GOVERNING THE WORLD A History of an Idea By Mark Mazower

Every few generations, some overly ambitious member of our species tries to rule the world. Philip of Macedonia, Genghis Khan and the Roman Caesars all gave it a go, of course. Generations of Protestant Europeans came to believe that Spanish King Philip III had entered the Thirty Years War with the aim of creating a Universal Kingdom to hasten Judgment Day. Given the scale of destruction unleashed by that early-17th-century conflict, it’s not surprising that efforts to create a genuine world government have polled poorly ever since.

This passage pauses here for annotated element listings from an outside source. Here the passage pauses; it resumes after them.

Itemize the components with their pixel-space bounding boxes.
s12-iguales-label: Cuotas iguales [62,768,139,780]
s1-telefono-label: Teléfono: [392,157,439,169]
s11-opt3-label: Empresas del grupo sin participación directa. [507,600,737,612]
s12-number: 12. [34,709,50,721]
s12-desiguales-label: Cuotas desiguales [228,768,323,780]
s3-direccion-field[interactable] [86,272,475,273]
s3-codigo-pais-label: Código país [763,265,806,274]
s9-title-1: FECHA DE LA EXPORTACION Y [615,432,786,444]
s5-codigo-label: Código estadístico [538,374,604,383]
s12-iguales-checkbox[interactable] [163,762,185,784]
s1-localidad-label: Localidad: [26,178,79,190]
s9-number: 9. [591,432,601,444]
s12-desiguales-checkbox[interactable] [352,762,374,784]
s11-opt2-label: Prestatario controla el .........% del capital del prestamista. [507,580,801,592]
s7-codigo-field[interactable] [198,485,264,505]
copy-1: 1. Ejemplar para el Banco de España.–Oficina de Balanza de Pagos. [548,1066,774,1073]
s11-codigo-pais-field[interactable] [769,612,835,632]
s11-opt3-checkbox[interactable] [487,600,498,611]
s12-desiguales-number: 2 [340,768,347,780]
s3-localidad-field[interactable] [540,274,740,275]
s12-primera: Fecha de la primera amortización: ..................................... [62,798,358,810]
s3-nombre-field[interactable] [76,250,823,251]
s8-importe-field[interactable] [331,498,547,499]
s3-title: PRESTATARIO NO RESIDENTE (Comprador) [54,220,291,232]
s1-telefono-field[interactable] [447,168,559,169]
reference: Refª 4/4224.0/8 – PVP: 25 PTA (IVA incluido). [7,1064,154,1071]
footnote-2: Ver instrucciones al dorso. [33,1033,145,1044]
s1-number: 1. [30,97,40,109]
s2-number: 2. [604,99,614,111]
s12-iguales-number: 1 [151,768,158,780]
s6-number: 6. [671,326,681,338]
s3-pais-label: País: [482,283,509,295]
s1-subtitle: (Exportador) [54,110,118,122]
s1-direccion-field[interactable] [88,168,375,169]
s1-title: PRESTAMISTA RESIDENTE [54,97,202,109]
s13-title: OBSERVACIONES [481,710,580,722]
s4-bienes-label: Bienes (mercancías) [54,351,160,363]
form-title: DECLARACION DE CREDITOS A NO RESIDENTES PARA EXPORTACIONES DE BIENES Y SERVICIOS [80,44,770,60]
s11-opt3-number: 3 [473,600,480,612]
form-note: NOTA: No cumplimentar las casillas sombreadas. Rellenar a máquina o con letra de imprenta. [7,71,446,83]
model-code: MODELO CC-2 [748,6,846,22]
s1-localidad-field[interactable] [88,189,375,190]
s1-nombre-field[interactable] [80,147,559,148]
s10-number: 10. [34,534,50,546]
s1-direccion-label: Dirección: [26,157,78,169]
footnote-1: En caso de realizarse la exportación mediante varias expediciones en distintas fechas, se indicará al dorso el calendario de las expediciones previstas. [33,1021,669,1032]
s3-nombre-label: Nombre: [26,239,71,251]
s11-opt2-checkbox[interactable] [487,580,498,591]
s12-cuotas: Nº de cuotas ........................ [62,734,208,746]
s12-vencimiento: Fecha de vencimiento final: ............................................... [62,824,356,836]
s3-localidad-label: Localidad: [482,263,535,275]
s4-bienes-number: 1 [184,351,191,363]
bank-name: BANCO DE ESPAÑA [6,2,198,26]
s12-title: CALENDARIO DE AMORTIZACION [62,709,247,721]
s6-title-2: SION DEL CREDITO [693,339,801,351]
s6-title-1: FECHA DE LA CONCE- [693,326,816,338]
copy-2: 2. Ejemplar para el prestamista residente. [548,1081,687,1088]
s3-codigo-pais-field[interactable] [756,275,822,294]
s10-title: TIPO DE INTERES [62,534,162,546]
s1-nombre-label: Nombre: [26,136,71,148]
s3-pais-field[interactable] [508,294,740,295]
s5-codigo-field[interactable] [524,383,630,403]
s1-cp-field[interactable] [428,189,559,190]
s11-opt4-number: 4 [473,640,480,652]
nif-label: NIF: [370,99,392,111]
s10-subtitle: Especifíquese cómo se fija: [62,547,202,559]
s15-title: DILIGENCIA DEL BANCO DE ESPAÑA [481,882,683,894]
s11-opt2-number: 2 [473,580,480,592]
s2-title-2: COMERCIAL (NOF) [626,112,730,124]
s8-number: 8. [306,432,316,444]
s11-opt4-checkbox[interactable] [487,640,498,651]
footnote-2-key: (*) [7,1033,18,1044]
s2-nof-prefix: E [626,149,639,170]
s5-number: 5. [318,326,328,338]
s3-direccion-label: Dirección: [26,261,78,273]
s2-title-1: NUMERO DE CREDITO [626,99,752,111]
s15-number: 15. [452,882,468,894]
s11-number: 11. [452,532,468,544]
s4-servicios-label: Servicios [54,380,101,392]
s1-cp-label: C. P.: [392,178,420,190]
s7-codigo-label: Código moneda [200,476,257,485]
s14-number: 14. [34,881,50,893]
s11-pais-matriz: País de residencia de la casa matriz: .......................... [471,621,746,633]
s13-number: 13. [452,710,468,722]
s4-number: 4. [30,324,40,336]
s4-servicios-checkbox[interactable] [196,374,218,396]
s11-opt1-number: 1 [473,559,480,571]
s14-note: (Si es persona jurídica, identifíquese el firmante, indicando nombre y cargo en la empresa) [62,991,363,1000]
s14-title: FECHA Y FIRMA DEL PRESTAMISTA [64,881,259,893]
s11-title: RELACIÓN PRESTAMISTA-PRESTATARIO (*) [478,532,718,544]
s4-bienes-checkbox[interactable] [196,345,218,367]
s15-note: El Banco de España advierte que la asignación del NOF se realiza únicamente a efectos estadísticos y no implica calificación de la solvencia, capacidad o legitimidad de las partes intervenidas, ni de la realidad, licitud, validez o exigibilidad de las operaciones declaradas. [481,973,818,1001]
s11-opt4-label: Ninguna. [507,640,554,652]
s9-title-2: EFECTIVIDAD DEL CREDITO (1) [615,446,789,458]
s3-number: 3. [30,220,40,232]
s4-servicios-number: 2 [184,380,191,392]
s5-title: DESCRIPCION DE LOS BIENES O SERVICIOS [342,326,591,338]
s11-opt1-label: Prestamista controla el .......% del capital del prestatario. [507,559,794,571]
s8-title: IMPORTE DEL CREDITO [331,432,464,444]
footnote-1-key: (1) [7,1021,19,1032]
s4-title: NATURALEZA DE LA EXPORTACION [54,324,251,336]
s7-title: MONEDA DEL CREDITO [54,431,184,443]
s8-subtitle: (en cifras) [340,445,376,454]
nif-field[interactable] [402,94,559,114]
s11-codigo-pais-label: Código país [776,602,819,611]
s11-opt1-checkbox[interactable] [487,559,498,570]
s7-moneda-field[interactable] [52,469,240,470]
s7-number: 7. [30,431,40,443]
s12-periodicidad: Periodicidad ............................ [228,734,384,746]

Napoleon Bonaparte ran into these headwinds when he tried to unite and standardize the European continent under his rule. As he retreated from Moscow in 1812, huddled in his carriage with his army collapsing around him, he asked his foreign minister why Europe’s rulers had resisted him so. “It is your majesty they fear,” the minister told him. “The governments are afraid of a universal monarchy.”

(Penguin) - ’Governing the World: The History of an Idea’ by Mark Mazower

That was putting it mildly; Czar Alexander I thought Napoleon was the Antichrist, a label affixed surprisingly often to other advocates of universal government right up to the present day. In the popular “Left Behind” series of novels, the Antichrist turns out to be none other than the secretary general of the United Nations.

So if the idea of founding a universal government is more or less a dead letter, what are we to make of efforts to build an organized community of nations in a diverse and ever-shrinking world?

Over the past century and more, great powers such as Great Britain and the United States invested themselves in the creation of international bodies such as the League of Nations, the United Nations, the World Bank and the European Union. International-relations experts have been arguing ever since about whether it’s possible or desirable for these institutions to be ceded real power and, if so, how much they should be given.

In his new book, “Governing the World,” Columbia University historian Mark Mazower explores the tensions between humanitarian ideals and great-power realpolitik in the two centuries since Napoleon’s defeat, showing how they have alternately advanced and confounded efforts to forge a better — or at least more stable — world. He shows that international institutions have been only as effective as the great powers of the age have allowed them to be, and he provides ample food for thought for those concerned about managing our increasingly globalized world.

It’s a topical and readable account, but if you’re not steeped in Western diplomatic history, you may want to keep the oracle of the Internet handy, as Mazower assumes the reader is already familiar with the career of the early-19th-century Austrian statesman Prince Klemens von Metternich and the contents of George Kennan’s seminal 1947 “X Article” in Foreign Affairs.

Mazower opens his story with the creation of the Concert of Europe in 1815, a conservative alliance of European powers that sought to maintain a balance of power and ensure that no further Napoleons emerged. Reactionary, undemocratic and contemptuous of lesser states and minorities, the Concert’s leaders managed to suppress nationalist movements and revolutionaries for much of the 19th century, making the world safe for imperial monarchies.